世紀文學經典:《百年孤獨》第15章Part5

前面的人已給機槍子彈擊倒了,活着的人沒有臥倒,試圖回到廣場上去。於是,在驚惶失措的狀態中,好象有一條龍的尾巴把人羣象浪濤似的掃去,迎頭碰上了另一條街的另一條龍尾掃來的浪濤,因爲那兒的機槍也在不停地掃射。人們好象欄裏的牲畜似的給關住了:他們在一個巨大的漩渦中旋轉,這個漩渦逐漸向自己的中心收縮,因爲它的周邊被機槍火力象剪刀似的毫不停輟地剪掉了——就象剝洋蔥頭那樣。孩子看見,一個女人雙手合成十字,跪在空地中間,神祕地擺脫了蜂擁的人羣。霍。 阿卡蒂奧第二也把孩子摔在這兒了,他倒在地上,滿臉是血,洶涌的巨大人流掃蕩了空地,掃蕩了跪着的女人,掃蕩了酷熱的天穹投下的陽光,掃蕩了這個卑鄙齷齪的世界;在這個世界上,烏蘇娜曾經賣過那麼多的糖動物啊。
霍。阿卡蒂奧第二蘇醒的時候,是仰面躺着的,周圍一片漆黑。他明白自己是在一列頎長、寂靜的火車上,他的頭上凝着一塊血,渾身的骨頭都在發痛。他耐不住想睡。他想在這兒連續睡它許多小時,因爲他離開了恐怖場面,在安全的地方了,於是他朝不太痛的一邊側過身去,這才發現自己是躺在一些屍體上的。
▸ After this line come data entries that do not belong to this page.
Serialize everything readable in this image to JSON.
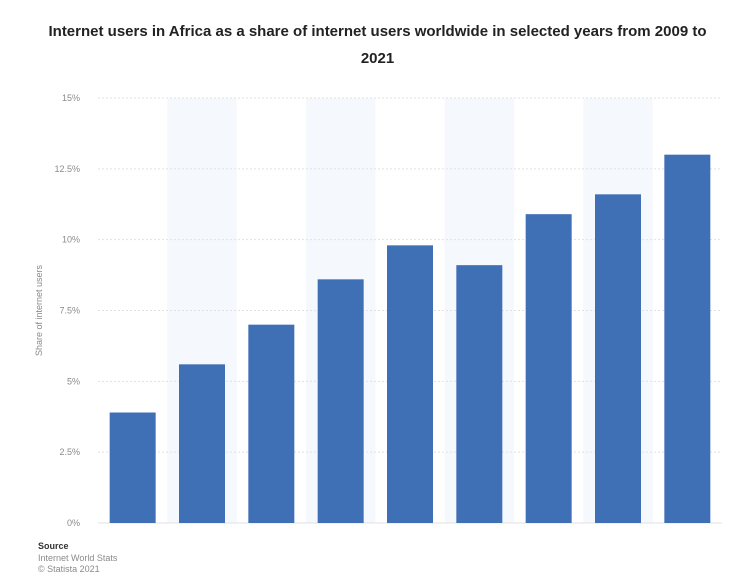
{
  "title": "Internet users in Africa as a share of internet users worldwide in selected years from 2009 to 2021",
  "source": {
    "label": "Source",
    "lines": [
      "Internet World Stats",
      "© Statista 2021"
    ]
  },
  "colors": {
    "bar": "#3f6fb5",
    "band": "#f5f8fc",
    "grid": "#e1e1e1"
  },
  "chart_data": {
    "type": "bar",
    "title": "Internet users in Africa as a share of internet users worldwide in selected years from 2009 to 2021",
    "categories": [
      "",
      "",
      "",
      "",
      "",
      "",
      "",
      "",
      ""
    ],
    "values": [
      3.9,
      5.6,
      7.0,
      8.6,
      9.8,
      9.1,
      10.9,
      11.6,
      13.0
    ],
    "ylabel": "Share of internet users",
    "xlabel": "",
    "ylim": [
      0,
      15
    ],
    "yticks": [
      0,
      2.5,
      5,
      7.5,
      10,
      12.5,
      15
    ],
    "ytick_labels": [
      "0%",
      "2.5%",
      "5%",
      "7.5%",
      "10%",
      "12.5%",
      "15%"
    ],
    "grid": true,
    "legend": "none"
  }
}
屍體塞滿了整個車廂,只是車廂中間留了一條通道。大屠殺之後大概已過了幾個小時,因爲屍體的溫度就象秋天的石膏,也象硬化的泡沫塑料。把他們搬上車來的那些人,甚至還有時間把他們一排排地堆疊起來,就象通常運送香蕉那樣。霍·阿卡蒂奧第二打算擺脫這種可怕的處境,就從一個車廂爬到另一個車廂,爬到列車前去;列車駛過沉睡的村莊時,壁板之間的縫隙透進了閃爍的亮光,他便看見死了的男人、女人和孩子,他們將象報廢的香蕉給扔進大海。他只認出了兩個人:一個是在廣場上出售清涼飲料的女人,一個是加維蘭上校——上校手上依然繞着莫雷利亞(注:墨西哥地名)銀色釦子的皮帶,他曾試圖在混亂的人羣中用它給自己開闢道路。到了第一節車廂,霍。 阿卡蒂奧第二往列車外面的黑暗中縱身一跳,便躺在軌道旁邊的溝裏,等着列車駛過。這是他見過的最長的列車——幾乎有二百節運貨車廂,列車頭尾各有一個機車,中間還有一個機車。列車上沒有一點兒燈光,甚至沒有紅色和綠色信號燈,他沿着鋼軌悄悄地、迅捷地溜過去。列車頂上隱約現出機槍旁邊士兵的身影。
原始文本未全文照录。